Cubs clobber Cards 17-5 in the opener of 10-game homestand

News-DemocratMay 12, 2014 

St. Louis Cardinals manager Mike Matheny.

ZIA NIZAMI — Buy Photo

— The Chicago Cubs were rude guests Monday night as the St. Louis Cardinals opened an 10-game homestand.

The Cubs took a 7-0 lead after 1 1/2 innings and glided to a 17-5 victory before a capacity crowd of 44,434 at Busch Stadium.

The 17 runs, along with 20 hits, were season-highs for Chicago. It was the most runs the Cubs have scored against the Cardinals since they won 17-4 on Sept. 21, 1974, at Busch Stadium II.

Eleven of the runs Monday came against the Cardinals' first two pitchers, Tyler Lyons and reliever Eric Fornataro. The last six came in the ninth against Randy Choate, who allowed as many hits in the inning as he had in 14 previous appearances and saw his ERA soar from 2.38 to 6.75.

Choate couldn't survive the onslaught, being relieved by utility infielder Daniel Descalso with two outs in the ninth. Descalso retired Mike Olt on a deep fly to left to end the inning.

With Lyons not immediately available and few other players in the clubhouse, Descalso was taken aback when he finished dressing and saw at least 12 reporters standing around his locker.

"Really?" Descalso said.

Descalso said he hadn't pitched in a game since high school. Manager Mike Matheny had forewarned him of the possibility as Choate struggled with every hitter he faced in the ninth.

"I just went out there and did what they asked me to do," Descalso said. "I don't really want to talk about this. ... We got our (butt) kicked tonight. It's never a good feeling."

Olt and Junior Lake homered for the Cubs (13-24). Lake had three hits and a career-high six RBIs, while Emilio Bonifacio had four hits and scored five runs. Every Chicago starter had at least one hit.

Lyons (0-3, 6.12 ERA) absorbed most of the damage. The left-hander allowed nine runs (earned) on nine hits in four innings, with one walk and two strikeouts.

"Tyler had a rough start, no question about it," Matheny said. "It looked like he was just getting the ball in the middle of the plate. Regardless of what pitch it was, it seemed like he was finding more of the plate that what he was looking for, and they didn't miss them."

Matheny did all he could to avoid using Descalso.

"It's embarrassing to have to put him into that spot," Matheny said. "He's a team guy; he understands. But we shouldn't have ever been in that spot to begin with. It's tough for all of us to watch."

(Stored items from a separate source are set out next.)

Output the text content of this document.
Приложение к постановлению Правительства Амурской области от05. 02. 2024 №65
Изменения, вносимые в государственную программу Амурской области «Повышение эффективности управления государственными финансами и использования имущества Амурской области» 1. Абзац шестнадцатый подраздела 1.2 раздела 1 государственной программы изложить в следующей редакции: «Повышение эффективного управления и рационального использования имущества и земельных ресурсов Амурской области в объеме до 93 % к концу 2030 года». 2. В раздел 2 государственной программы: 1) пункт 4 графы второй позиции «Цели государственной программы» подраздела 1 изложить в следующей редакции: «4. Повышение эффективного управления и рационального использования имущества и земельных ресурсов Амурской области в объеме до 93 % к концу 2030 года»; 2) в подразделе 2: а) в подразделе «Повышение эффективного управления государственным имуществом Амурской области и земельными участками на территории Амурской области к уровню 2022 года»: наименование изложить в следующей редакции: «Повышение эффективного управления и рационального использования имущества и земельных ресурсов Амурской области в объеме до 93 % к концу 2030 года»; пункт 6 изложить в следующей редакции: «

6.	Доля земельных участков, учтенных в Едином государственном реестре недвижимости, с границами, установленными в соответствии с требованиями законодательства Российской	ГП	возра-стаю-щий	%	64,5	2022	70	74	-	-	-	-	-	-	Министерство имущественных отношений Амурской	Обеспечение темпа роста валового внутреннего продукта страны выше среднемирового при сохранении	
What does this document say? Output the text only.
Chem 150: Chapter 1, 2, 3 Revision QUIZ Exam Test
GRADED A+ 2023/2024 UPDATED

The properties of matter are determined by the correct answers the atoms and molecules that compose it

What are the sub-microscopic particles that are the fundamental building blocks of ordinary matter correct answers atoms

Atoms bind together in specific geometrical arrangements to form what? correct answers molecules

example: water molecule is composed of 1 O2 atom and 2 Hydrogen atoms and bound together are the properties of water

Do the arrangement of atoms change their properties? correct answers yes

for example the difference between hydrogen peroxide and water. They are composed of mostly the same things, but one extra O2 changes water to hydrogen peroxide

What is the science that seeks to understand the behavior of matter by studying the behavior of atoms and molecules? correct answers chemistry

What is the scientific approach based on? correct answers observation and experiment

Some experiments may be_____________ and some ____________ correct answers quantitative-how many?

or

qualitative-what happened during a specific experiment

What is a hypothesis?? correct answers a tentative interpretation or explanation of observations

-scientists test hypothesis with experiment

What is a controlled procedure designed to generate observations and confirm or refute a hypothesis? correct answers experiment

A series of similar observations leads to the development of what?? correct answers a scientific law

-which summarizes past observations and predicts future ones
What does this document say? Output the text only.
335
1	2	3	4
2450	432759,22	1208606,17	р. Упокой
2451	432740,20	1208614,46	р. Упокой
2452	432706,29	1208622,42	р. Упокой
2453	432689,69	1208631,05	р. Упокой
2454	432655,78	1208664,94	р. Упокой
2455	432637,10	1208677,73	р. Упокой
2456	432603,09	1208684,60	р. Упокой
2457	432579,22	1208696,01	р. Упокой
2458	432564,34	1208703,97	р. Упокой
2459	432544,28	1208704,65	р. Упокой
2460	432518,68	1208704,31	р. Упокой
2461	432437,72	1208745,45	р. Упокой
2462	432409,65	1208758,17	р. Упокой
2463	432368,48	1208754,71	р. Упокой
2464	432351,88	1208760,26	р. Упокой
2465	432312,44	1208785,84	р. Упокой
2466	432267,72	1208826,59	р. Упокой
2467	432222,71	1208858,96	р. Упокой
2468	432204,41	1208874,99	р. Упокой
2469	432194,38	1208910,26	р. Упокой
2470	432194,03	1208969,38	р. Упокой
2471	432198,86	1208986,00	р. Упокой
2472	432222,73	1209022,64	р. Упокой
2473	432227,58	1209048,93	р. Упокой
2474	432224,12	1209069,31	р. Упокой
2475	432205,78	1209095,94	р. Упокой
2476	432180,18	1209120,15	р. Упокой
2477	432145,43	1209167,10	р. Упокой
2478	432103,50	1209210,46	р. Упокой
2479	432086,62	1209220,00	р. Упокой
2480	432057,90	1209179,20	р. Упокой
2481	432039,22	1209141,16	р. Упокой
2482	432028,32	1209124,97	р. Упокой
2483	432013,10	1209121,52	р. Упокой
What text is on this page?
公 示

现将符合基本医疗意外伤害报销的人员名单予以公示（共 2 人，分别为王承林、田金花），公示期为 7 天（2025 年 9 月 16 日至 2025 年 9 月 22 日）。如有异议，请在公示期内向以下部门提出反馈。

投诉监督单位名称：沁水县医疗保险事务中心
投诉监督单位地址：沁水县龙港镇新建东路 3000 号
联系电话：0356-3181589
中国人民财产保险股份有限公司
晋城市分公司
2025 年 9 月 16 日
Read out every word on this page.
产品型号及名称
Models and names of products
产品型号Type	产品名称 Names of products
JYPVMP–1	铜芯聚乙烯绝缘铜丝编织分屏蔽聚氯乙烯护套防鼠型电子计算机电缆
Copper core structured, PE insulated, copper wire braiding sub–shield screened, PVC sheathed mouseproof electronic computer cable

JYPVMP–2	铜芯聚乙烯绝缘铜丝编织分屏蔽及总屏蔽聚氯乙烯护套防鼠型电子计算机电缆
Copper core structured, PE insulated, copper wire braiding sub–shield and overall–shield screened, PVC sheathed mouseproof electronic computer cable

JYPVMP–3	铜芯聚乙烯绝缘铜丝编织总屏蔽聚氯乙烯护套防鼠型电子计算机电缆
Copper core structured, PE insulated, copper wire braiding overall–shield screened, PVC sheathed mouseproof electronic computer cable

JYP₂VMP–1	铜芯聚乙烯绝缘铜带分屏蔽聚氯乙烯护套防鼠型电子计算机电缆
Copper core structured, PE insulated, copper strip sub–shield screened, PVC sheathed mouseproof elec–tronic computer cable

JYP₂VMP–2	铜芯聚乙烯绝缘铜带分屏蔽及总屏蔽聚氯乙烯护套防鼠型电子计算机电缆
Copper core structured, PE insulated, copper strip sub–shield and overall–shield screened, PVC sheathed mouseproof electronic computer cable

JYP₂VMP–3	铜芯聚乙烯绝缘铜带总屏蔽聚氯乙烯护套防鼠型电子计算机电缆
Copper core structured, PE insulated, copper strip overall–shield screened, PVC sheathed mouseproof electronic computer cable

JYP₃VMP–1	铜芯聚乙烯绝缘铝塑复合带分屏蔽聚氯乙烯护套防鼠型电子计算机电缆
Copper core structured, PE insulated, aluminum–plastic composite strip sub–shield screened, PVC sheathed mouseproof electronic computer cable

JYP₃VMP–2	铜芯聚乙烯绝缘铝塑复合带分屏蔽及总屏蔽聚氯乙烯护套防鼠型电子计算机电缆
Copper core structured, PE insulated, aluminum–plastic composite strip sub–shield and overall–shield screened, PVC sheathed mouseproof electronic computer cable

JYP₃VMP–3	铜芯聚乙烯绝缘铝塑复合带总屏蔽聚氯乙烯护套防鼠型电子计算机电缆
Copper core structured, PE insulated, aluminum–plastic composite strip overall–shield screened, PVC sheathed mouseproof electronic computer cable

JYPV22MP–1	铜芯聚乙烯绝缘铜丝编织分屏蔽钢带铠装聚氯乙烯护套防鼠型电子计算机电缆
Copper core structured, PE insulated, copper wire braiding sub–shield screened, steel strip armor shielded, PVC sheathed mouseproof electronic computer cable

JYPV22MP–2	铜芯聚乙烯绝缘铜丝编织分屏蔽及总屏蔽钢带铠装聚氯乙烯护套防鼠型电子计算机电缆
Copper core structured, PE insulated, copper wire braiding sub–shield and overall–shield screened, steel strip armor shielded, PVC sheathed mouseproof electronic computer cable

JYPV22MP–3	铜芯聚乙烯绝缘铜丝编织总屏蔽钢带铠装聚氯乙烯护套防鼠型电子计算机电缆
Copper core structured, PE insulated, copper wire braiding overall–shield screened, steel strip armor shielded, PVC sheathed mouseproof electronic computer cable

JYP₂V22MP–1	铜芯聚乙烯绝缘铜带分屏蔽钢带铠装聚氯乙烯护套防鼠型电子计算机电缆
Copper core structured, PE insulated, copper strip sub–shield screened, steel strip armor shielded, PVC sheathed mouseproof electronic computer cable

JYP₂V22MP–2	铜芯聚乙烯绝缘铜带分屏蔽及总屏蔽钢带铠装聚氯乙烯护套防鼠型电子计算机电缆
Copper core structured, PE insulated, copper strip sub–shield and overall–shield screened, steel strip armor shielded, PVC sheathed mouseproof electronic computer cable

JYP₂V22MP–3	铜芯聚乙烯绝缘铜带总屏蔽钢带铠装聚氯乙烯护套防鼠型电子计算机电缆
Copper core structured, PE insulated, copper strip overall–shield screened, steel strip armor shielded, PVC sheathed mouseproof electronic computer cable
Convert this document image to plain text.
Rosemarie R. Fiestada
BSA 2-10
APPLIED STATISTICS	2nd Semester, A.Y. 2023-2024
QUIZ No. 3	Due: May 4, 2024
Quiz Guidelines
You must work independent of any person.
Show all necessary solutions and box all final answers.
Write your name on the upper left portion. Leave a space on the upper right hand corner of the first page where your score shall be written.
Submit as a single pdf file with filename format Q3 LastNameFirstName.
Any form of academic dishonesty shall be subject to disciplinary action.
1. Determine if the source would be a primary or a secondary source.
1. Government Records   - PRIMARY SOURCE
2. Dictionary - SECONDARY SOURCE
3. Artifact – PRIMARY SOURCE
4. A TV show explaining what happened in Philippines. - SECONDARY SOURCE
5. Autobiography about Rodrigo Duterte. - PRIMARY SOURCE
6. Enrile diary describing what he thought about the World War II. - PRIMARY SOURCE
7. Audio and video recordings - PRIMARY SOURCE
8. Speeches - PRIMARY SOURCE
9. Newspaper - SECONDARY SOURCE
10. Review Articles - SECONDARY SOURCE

The Cardinals used five pitchers prior to Descalso, and Matheny acknowledged it's likely a roster move will be made before the second game of the series at 7:15 p.m. Tuesday.

The Cubs hit for the cycle in the first, grabbing a 4-0 lead.

Bonifacio doubled past third to lead off and went to third on Lake's grounder to second. Yadier Molina's passed ball scored Bonifacio to make it 1-0.

Anthony Rizzo then singled to left and scored on a triple inside first by Starlin Castro. Olt hit Lyons' next pitch into the seats in right for his eighth home run.

After Travis Wood retired the Cardinals (19-20) in order in the first, the Cubs scored three more in the second.

Wood beat out an infield single to third and went to second on Bonifacio's hit. Lake then lined a 1-0 pitch into the seats in left, extending Chicago's lead to 7-0.

Wood (3-4) pitched six innings, allowing five runs (four earned) on five hits. He walked three and struck out four.

The Cardinals inched within 7-2 in the second.

Molina singled with one out and Peter Bourjos walked with two outs. Mark Ellis cracked a single to left, and both Molina and Bourjos scored when the ball got past Lake for an error.

Ellis was credited with one RBI, while the other run was unearned because of the miscue.

The Cubs got the two runs back in the fourth on Lake's RBI double and an overturned call at the plate.

Bonifacio was initially called out at home by Sean Barber on Rizzo's roller to shortstop Jhonny Peralta. But replays indicated Molina missed the tag on Bonifacio, whose run counted after a 1-minute, 30-second review.

The Cardinals got within 9-5 in the fifth with three runs. Wood hit Greg Garcia and Peralta with pitches, setting up Matt Holliday's RBI double. Allen Craig followed with an RBI grounder to third and Molina had a run-scoring single to center.

But the Cardinals could get no closer.

"We saw some fight," Matheny said. "We got within four runs there, and then we weren't able to shut it off."